Interviews

Cyber on 5 Live

by Mark Rowe

Mike Gillespie, of cyber-security company Advent IM, and Stephanie Daman, CEO of the Cyber Security Challenge, spoke live on BBC Radio 5 Live about cyber security on Monday morning, March 31.

Mike, who is a director of the Security Institute, began by speaking of a struggle to recruit. “Most of us in the profession today are first generation hobbyists, practitioners; we get into security because it was a hobby of ours; we found we could get jobs doing it. Most of us have been fortunate enough to do our hobbies for a living, most of our lives.” If someone was good at maths at school, they could go into cryptography. Skills besides IT will enable people to have a career in cyber-security. “We struggle to recruit very much,” Gillespie said, both to start people in the profession and to make them stay.

What do you do in cyber-security? the presenter Victoria Derbyshire asked. Gillespie replied: “You could be working with a range of other professions, helping them to understand their part in the whole cyber-security landscape. We work not only with IT people, HR people, business people, on business strategy, helping organisations to build a strategic approach to security, rather than just a technological one.” Many of the data breaches are because of poor education in the general workforce, such as clicking on phishing emails that seek to trick people into giving passwords. “So we need to educate the workforce as a whole. A lot of our time is spent with non-technological people.”

As for what cyber-crime is, Gillespie said that a lot of cyber-crime is about the skimming of information that we are making public, through such social media as Linkedin, used by the criminals to second-guess passwords. He warned against use of the same passwords for personal and business accounts. One a password is compromised on one system, such as Facebook or Twitter, it’s compromised for everything you use.
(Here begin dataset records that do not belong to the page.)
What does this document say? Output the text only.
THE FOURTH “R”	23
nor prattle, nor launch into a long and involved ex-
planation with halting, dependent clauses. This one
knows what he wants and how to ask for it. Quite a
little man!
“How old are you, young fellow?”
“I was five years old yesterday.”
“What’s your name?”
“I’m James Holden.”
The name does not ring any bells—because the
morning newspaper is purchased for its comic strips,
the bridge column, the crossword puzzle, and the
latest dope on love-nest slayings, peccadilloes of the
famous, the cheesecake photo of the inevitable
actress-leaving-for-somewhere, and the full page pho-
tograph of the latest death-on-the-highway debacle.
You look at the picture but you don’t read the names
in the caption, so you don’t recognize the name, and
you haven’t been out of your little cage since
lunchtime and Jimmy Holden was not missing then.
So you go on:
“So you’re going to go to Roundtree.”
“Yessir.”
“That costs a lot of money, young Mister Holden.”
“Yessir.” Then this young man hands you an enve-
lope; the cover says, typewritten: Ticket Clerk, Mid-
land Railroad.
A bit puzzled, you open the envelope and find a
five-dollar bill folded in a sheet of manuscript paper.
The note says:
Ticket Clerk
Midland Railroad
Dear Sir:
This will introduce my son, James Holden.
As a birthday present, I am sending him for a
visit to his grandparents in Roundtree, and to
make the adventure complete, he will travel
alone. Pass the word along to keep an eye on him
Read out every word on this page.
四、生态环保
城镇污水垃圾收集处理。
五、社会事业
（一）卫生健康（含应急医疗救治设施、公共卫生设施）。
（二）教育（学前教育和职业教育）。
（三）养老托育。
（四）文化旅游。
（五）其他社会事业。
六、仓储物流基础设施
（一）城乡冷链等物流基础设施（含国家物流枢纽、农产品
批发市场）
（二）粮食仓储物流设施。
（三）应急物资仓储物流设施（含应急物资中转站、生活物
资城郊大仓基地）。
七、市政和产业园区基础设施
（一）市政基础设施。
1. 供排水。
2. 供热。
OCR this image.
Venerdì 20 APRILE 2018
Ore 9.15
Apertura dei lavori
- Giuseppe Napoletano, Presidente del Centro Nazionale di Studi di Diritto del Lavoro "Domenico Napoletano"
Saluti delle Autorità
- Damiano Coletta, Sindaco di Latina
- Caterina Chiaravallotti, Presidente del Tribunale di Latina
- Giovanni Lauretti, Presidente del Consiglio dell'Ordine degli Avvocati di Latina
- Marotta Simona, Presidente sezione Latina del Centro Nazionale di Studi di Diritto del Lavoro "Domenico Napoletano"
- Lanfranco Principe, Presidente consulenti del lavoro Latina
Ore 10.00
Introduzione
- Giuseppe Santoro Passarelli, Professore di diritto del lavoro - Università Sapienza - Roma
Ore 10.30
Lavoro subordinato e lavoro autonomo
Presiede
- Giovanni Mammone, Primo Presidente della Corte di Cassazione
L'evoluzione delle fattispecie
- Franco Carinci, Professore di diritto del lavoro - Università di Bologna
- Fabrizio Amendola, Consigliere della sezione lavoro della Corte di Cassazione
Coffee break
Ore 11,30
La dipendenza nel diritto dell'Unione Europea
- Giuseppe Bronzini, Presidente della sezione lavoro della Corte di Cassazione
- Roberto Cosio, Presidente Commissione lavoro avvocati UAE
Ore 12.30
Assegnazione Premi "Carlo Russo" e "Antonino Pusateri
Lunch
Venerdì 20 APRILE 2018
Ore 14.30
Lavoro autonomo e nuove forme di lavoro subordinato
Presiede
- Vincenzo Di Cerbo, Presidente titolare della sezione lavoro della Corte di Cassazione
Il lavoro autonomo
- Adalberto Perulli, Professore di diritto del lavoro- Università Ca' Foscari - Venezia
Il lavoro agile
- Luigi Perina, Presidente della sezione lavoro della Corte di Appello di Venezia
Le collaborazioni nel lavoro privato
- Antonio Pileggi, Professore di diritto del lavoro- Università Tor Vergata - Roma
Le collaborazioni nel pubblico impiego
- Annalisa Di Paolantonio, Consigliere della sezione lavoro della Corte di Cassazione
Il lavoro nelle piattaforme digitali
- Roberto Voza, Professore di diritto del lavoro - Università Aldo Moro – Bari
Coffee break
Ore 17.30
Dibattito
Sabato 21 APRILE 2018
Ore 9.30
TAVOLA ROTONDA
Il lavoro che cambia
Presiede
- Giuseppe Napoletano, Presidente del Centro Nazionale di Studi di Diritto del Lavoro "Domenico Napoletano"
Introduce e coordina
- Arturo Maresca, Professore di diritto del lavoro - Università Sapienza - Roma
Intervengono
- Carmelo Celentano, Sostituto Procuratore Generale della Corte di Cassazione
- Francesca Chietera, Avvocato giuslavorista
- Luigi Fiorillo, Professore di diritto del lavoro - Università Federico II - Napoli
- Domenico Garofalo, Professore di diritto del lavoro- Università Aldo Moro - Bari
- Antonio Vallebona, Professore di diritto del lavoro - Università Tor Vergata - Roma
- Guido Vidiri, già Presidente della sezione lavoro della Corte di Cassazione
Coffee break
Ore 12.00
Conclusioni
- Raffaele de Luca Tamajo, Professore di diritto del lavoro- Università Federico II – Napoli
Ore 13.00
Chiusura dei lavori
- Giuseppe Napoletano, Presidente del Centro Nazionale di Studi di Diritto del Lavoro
Earlier, Stephanie Daman spoke likewise of how people might have marketable skills, but they do not know there are jobs out there: “We need to reach these people and draw them into the industry.” She suggested a need for hundreds of thousands of UK cyber-security professionals, though the cyber profession was young and not defined. “It’s very difficult to give an actual figure, but we are talking hundreds of thousands, without doubt.” She added that the UK has done done school teaching of computing very well; many in cyber are self-taught.